Suga ride, in un orribile suono strozzato che pare sul punto di dilaniarlo, scoprendogli la trachea. Scuote la testa e, quando finalmente trova il coraggio di guardarla, ha le lacrime agli occhi per davvero.
«Non mi alleno più» risponde lui, semplicemente. «Pensavo te lo avessero detto».
Pensavo ti importasse, vorrebbe dirle ma non ne ha il coraggio, di provocarla per estirparle l’ennesima risposta che potrebbe solamente destabilizzarlo.
«Non volevo crederci» commenta Shimizu, delusa. «Perché vuoi distruggerti in questo modo?».
Suga sorride e, per un momento, sul suo volto si proietta il sé stesso di qualche settimana prima, facendo tremare Kiyoko.
«Non lo senti mai, di avere un vuoto da riempire?» le domanda, piano. «Di volere di più?».

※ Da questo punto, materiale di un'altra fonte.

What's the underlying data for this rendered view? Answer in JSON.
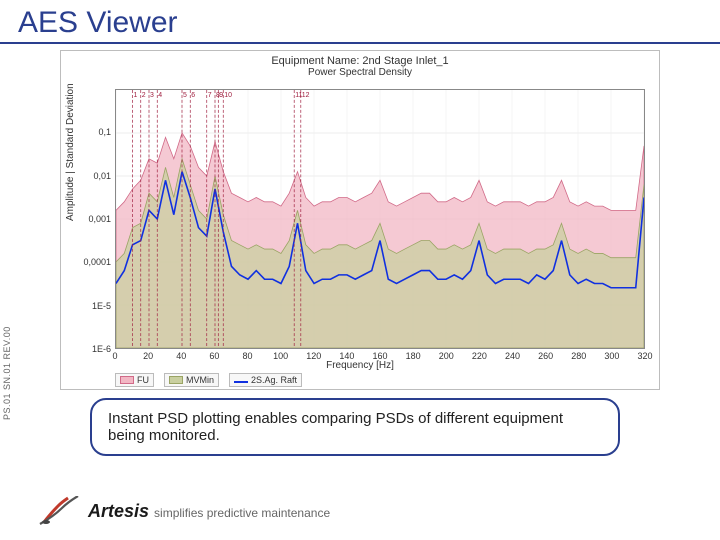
{
  "title": "AES Viewer",
  "callout": "Instant PSD plotting enables comparing PSDs of different equipment being monitored.",
  "side_code": "PS.01 SN.01 REV.00",
  "brand": {
    "name": "Artesis",
    "tagline": "simplifies predictive maintenance"
  },
  "chart_data": {
    "type": "line",
    "title": "Equipment Name: 2nd Stage Inlet_1",
    "subtitle": "Power Spectral Density",
    "xlabel": "Frequency [Hz]",
    "ylabel": "Amplitude | Standard Deviation",
    "xlim": [
      0,
      320
    ],
    "ylim_log10": [
      -6,
      0
    ],
    "yticks_tex": [
      "0,1",
      "0,01",
      "0,001",
      "0,0001",
      "1E-5",
      "1E-6"
    ],
    "yticks_log10": [
      -1,
      -2,
      -3,
      -4,
      -5,
      -6
    ],
    "xticks": [
      0,
      20,
      40,
      60,
      80,
      100,
      120,
      140,
      160,
      180,
      200,
      220,
      240,
      260,
      280,
      300,
      320
    ],
    "markers": [
      {
        "label": "1",
        "hz": 10
      },
      {
        "label": "2",
        "hz": 15
      },
      {
        "label": "3",
        "hz": 20
      },
      {
        "label": "4",
        "hz": 25
      },
      {
        "label": "5",
        "hz": 40
      },
      {
        "label": "6",
        "hz": 45
      },
      {
        "label": "7",
        "hz": 55
      },
      {
        "label": "8",
        "hz": 60
      },
      {
        "label": "9",
        "hz": 62
      },
      {
        "label": "10",
        "hz": 65
      },
      {
        "label": "11",
        "hz": 108
      },
      {
        "label": "12",
        "hz": 112
      }
    ],
    "series": [
      {
        "name": "FU",
        "style": "area-pink",
        "x": [
          0,
          5,
          10,
          15,
          20,
          25,
          30,
          35,
          40,
          45,
          50,
          55,
          60,
          65,
          70,
          75,
          80,
          85,
          90,
          95,
          100,
          105,
          110,
          115,
          120,
          125,
          130,
          135,
          140,
          145,
          150,
          155,
          160,
          165,
          170,
          175,
          180,
          185,
          190,
          195,
          200,
          205,
          210,
          215,
          220,
          225,
          230,
          235,
          240,
          245,
          250,
          255,
          260,
          265,
          270,
          275,
          280,
          285,
          290,
          295,
          300,
          305,
          310,
          315,
          320
        ],
        "y_log10": [
          -2.8,
          -2.6,
          -2.3,
          -2.1,
          -1.6,
          -1.7,
          -1.1,
          -1.6,
          -1.0,
          -1.3,
          -1.8,
          -2.0,
          -1.2,
          -1.9,
          -2.4,
          -2.5,
          -2.6,
          -2.5,
          -2.6,
          -2.6,
          -2.7,
          -2.4,
          -1.9,
          -2.5,
          -2.7,
          -2.6,
          -2.6,
          -2.5,
          -2.5,
          -2.6,
          -2.5,
          -2.4,
          -2.1,
          -2.6,
          -2.7,
          -2.6,
          -2.5,
          -2.4,
          -2.4,
          -2.6,
          -2.6,
          -2.5,
          -2.6,
          -2.5,
          -2.1,
          -2.6,
          -2.7,
          -2.6,
          -2.6,
          -2.6,
          -2.7,
          -2.6,
          -2.6,
          -2.5,
          -2.1,
          -2.6,
          -2.7,
          -2.6,
          -2.7,
          -2.7,
          -2.8,
          -2.8,
          -2.8,
          -2.8,
          -1.3
        ]
      },
      {
        "name": "MVMin",
        "style": "area-olive",
        "x": [
          0,
          5,
          10,
          15,
          20,
          25,
          30,
          35,
          40,
          45,
          50,
          55,
          60,
          65,
          70,
          75,
          80,
          85,
          90,
          95,
          100,
          105,
          110,
          115,
          120,
          125,
          130,
          135,
          140,
          145,
          150,
          155,
          160,
          165,
          170,
          175,
          180,
          185,
          190,
          195,
          200,
          205,
          210,
          215,
          220,
          225,
          230,
          235,
          240,
          245,
          250,
          255,
          260,
          265,
          270,
          275,
          280,
          285,
          290,
          295,
          300,
          305,
          310,
          315,
          320
        ],
        "y_log10": [
          -4.0,
          -3.8,
          -3.2,
          -3.1,
          -2.4,
          -2.6,
          -1.8,
          -2.5,
          -1.6,
          -2.2,
          -2.8,
          -3.0,
          -2.0,
          -2.9,
          -3.5,
          -3.6,
          -3.7,
          -3.6,
          -3.7,
          -3.7,
          -3.8,
          -3.5,
          -2.8,
          -3.6,
          -3.8,
          -3.7,
          -3.7,
          -3.6,
          -3.6,
          -3.7,
          -3.6,
          -3.5,
          -3.1,
          -3.7,
          -3.8,
          -3.7,
          -3.6,
          -3.5,
          -3.5,
          -3.7,
          -3.7,
          -3.6,
          -3.7,
          -3.6,
          -3.1,
          -3.7,
          -3.8,
          -3.7,
          -3.7,
          -3.7,
          -3.8,
          -3.7,
          -3.7,
          -3.6,
          -3.1,
          -3.7,
          -3.8,
          -3.7,
          -3.8,
          -3.8,
          -3.9,
          -3.9,
          -3.9,
          -3.9,
          -2.2
        ]
      },
      {
        "name": "2S.Ag. Raft",
        "style": "line-blue",
        "x": [
          0,
          5,
          10,
          15,
          20,
          25,
          30,
          35,
          40,
          45,
          50,
          55,
          60,
          65,
          70,
          75,
          80,
          85,
          90,
          95,
          100,
          105,
          110,
          115,
          120,
          125,
          130,
          135,
          140,
          145,
          150,
          155,
          160,
          165,
          170,
          175,
          180,
          185,
          190,
          195,
          200,
          205,
          210,
          215,
          220,
          225,
          230,
          235,
          240,
          245,
          250,
          255,
          260,
          265,
          270,
          275,
          280,
          285,
          290,
          295,
          300,
          305,
          310,
          315,
          320
        ],
        "y_log10": [
          -4.5,
          -4.2,
          -3.6,
          -3.5,
          -2.8,
          -3.0,
          -2.1,
          -2.9,
          -1.9,
          -2.5,
          -3.2,
          -3.4,
          -2.3,
          -3.3,
          -4.1,
          -4.3,
          -4.4,
          -4.2,
          -4.4,
          -4.4,
          -4.5,
          -4.1,
          -3.1,
          -4.2,
          -4.5,
          -4.4,
          -4.4,
          -4.3,
          -4.3,
          -4.4,
          -4.3,
          -4.2,
          -3.5,
          -4.4,
          -4.5,
          -4.4,
          -4.3,
          -4.2,
          -4.2,
          -4.4,
          -4.4,
          -4.3,
          -4.4,
          -4.2,
          -3.5,
          -4.3,
          -4.5,
          -4.4,
          -4.4,
          -4.4,
          -4.5,
          -4.3,
          -4.4,
          -4.2,
          -3.5,
          -4.3,
          -4.5,
          -4.4,
          -4.5,
          -4.5,
          -4.6,
          -4.6,
          -4.6,
          -4.6,
          -2.5
        ]
      }
    ],
    "colors": {
      "pink": "#f2b7c4",
      "pink_line": "#d16a88",
      "olive": "#c9cfa0",
      "olive_line": "#9aa464",
      "blue": "#1030e0",
      "marker": "#a02040"
    }
  }
}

Shimizu non riesce a rispondere, perché lui ridacchia e ha uno spasmo al braccio, quasi come volesse prenderla e attirarla a sé.
«Ecco» mormora, scrollando le spalle. «Io voglio di più».
 
***
 
Vuole di più, le ha detto, frastornandola. L’ha immersa in un mare di implicazioni contraddittorie, guardandola come se potesse vederle il cuore, lì, attraverso i vestiti – a cosa servirà, poi, parlare se esistono persone in grado di spogliarti senza emettere suono?
Ma come fa, Sugawara, a dire di volere di più, quando lei non è riuscita a concedergli nemmeno un brandello dei suoi pensieri?
Kiyoko, in classe, siede silenziosamente, come in trance. Sa che Sawamura e Azumane la stanno osservando – ha una lettera scarlatta in fronte – e sono pronti a domandarle una spiegazione che lei non possiede. D’altronde, non riesce a trovarla nemmeno per sé, una spiegazione valida.
Perché Suga l’ha fulminata con uno sguardo e uno scroscio di pioggia, congelandola di fronte a un coccio di cuore. È sfilacciato, il nastro che tiene insieme le emozioni di Shimizu, sfilacciato e logoro: se si spezzasse, lei si scioglierebbe in un fiume di lacrime e… - è un’implicazione che non vuole considerare: non ci riuscirebbe.
Ma, quando guarda fuori, si accorge che nelle pause tra una lezione e la successiva, Sugawara è ancora lì, sotto la pioggia. Non ha un ombrello ma, dal vetro della finestra, lui sembra in grado di resistere anche a una secchiata d’acqua gelida. Guarda dritto davanti a sé, come se la pioggia non fosse in grado di ferirlo.
Ogni tanto, Kiyoko incontra il suo sguardo e, allora, un brivido le rompe le ossa. Perché lui la guarda come se il suo rimanere in piedi dipendesse solamente da quello sguardo e, quando lei si volta, il secondo dopo Suga è sparito dalla visuale.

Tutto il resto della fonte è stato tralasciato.